The lights in the apartment were turned on, he must have forgotten to switch them off, he dropped the envelope and the letter under the table on the floor and without thinking went straight to the whisky bottle in the kitchenette, poured half a wine glass full, and drank it straight. The writer of this anonymous letter. Who could this be but Sandbach, who but Sandbach — behind whom was Gerta no doubt, and perhaps Toppan as well. But perhaps not Gerta? No, not Gerta, Gerta would have given him a more specific warning, she would have said something tonight if she had known, after all Gerta was honorable. Honorable? He began to laugh, laughed louder and louder, putting both hands down flat on the butterfly-table; his head hung lower and lower over the table as he laughed, the spasms of laughter wheezed into silence, and he found himself studying carefully the grain of the table, on the waxed surface of which two tears had fallen. It was extremely funny.

But it was impossible to stay here.

He could perhaps go up on to the roof, look down from there at the traffic in Massachusetts Avenue.

Or down to the river and the stadium.

Instead, a few minutes later, he found himself walking into Harvard Square, bought a paper, went into Gustie’s and had a quick drink, crossed the street to the delicatessen place and had another. He held the paper before him with both hands and gazed at it without reading it, listening half-consciously to the talk.

— well, I should worry, I told him if he didn’t come by half past ten it would be gone, and it’s gone.

— served him right.

— Sure. It’s his own funeral. Next time—

— crazy as a bedbug.

— and two whisky sours, that’s three to come!

— and besides I don’t think he could really afford it. No, I don’t.

— You don’t think so.

— No, I don’t think so.

— can’t make out what his position is there, he’s always coming in, every evening, and they give him a handout—

— I heard he was unfrocked for something.

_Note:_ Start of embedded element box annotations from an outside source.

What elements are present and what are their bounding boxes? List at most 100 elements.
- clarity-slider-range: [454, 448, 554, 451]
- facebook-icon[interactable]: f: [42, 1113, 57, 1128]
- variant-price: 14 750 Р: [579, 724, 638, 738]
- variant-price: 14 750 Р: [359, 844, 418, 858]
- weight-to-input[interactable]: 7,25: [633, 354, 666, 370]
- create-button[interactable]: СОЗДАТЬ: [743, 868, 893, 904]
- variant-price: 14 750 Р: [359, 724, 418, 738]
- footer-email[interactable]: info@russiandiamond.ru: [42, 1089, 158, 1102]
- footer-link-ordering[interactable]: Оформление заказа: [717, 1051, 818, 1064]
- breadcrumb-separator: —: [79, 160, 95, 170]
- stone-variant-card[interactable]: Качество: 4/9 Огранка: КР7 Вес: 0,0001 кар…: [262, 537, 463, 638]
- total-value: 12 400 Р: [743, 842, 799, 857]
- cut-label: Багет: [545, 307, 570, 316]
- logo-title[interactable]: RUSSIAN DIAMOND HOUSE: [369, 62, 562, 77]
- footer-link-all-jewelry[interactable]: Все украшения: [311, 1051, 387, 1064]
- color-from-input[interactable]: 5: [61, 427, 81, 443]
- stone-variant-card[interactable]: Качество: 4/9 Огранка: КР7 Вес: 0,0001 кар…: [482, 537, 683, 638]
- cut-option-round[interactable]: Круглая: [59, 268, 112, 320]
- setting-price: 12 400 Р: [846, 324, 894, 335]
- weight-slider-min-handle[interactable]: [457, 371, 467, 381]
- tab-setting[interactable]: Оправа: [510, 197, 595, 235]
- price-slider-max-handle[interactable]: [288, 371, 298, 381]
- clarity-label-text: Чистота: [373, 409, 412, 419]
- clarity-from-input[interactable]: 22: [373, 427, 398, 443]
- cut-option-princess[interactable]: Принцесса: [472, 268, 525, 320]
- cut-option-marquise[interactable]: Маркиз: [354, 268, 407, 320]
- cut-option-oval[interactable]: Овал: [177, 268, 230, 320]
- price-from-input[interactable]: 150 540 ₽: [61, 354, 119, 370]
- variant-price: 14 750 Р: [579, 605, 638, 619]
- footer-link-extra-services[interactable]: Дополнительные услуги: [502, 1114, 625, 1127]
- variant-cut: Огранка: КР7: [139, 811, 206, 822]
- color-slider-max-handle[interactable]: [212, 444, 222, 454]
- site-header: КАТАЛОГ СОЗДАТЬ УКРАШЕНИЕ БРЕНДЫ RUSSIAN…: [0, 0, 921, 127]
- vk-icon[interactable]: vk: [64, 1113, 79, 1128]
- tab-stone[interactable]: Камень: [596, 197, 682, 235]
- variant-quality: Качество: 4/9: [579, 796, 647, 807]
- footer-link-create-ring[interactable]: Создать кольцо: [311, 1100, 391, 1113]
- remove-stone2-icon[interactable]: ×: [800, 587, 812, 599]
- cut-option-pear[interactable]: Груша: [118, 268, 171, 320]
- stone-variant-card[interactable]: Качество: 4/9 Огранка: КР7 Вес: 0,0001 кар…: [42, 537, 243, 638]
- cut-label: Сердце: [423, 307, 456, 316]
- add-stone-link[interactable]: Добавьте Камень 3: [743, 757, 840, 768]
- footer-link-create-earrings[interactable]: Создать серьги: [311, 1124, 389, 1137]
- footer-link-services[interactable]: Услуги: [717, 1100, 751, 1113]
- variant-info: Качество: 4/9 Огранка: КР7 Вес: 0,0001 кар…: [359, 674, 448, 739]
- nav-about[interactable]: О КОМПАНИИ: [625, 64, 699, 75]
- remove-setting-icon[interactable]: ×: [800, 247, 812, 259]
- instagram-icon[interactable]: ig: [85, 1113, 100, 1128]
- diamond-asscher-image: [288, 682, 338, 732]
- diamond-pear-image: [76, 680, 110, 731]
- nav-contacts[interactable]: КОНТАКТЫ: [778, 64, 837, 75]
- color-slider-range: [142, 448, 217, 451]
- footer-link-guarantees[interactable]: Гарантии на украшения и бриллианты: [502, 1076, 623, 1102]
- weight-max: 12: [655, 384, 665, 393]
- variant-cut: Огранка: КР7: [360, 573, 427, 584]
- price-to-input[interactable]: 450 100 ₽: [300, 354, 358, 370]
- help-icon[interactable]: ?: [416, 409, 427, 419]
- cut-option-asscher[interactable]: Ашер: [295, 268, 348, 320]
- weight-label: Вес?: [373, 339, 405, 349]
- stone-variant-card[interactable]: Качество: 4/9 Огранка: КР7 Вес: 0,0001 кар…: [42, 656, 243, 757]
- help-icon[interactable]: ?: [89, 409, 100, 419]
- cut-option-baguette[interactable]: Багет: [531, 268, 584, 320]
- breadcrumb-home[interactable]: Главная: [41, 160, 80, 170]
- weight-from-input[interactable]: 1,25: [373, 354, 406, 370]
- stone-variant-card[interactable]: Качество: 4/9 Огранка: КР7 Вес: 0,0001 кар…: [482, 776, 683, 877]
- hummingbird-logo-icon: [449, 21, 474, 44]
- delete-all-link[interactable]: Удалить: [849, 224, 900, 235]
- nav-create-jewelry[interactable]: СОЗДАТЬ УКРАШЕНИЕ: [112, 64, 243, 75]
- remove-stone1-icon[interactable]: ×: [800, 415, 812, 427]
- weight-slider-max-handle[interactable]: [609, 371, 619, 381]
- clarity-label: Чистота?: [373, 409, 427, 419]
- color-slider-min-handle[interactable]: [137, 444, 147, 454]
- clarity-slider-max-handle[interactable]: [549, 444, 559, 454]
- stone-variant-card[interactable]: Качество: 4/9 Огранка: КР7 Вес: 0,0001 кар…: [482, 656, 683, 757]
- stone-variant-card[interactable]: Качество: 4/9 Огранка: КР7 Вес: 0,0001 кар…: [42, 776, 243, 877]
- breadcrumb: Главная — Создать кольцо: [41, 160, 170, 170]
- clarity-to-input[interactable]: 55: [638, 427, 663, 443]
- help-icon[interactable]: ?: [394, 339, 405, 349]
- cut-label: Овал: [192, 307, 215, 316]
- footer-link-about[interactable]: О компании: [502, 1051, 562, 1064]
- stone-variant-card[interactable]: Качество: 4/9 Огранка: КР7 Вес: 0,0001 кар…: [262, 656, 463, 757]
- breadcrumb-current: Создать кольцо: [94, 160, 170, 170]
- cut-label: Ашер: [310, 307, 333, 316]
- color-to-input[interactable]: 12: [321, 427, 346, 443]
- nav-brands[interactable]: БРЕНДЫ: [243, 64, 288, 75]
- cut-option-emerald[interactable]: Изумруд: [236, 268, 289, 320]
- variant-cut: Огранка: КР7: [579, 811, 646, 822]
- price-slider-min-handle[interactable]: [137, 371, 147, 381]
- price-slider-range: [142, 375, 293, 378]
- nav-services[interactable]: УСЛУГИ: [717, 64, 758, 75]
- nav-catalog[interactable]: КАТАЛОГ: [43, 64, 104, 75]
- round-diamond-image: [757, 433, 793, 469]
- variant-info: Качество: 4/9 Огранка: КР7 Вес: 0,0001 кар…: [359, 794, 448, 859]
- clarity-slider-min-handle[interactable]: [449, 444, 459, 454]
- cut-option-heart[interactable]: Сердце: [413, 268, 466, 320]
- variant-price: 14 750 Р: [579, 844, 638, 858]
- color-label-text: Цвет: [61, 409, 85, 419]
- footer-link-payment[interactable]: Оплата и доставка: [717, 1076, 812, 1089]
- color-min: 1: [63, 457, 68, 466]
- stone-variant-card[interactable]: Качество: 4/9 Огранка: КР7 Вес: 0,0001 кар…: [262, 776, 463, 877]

— poor themselves, too; Ada, she’s the oldest, working as a cigarette girl at the Palace—

— No. It’s a local beer. Only local.

He turned away from the counter, rising, went out, proceeded along Boylston Street till he came to the river, stood on the bridge and looked down at the dark luster of the water. Two men were standing close together on the float of the boathouse, talking intermittently in low voices: one of them stooped, put his hand into the water, then stood up again and wiped it with a handkerchief. They went slowly up the gangway into the club, which was dark, he heard the door close behind them, and at that moment he felt a single drop of rain on the back of his wrist. The sky was covered with broken clouds, ragged and hurrying, it was like a disordered mind, like a flight of disordered thoughts: with his hands on the parapet of the bridge, he tilted his head back and watched them, so long and so intently that at last he felt it was not the clouds which were moving but himself. And when he turned away, it was with such an acute feeling of giddiness that for a second he thought he was going to fall.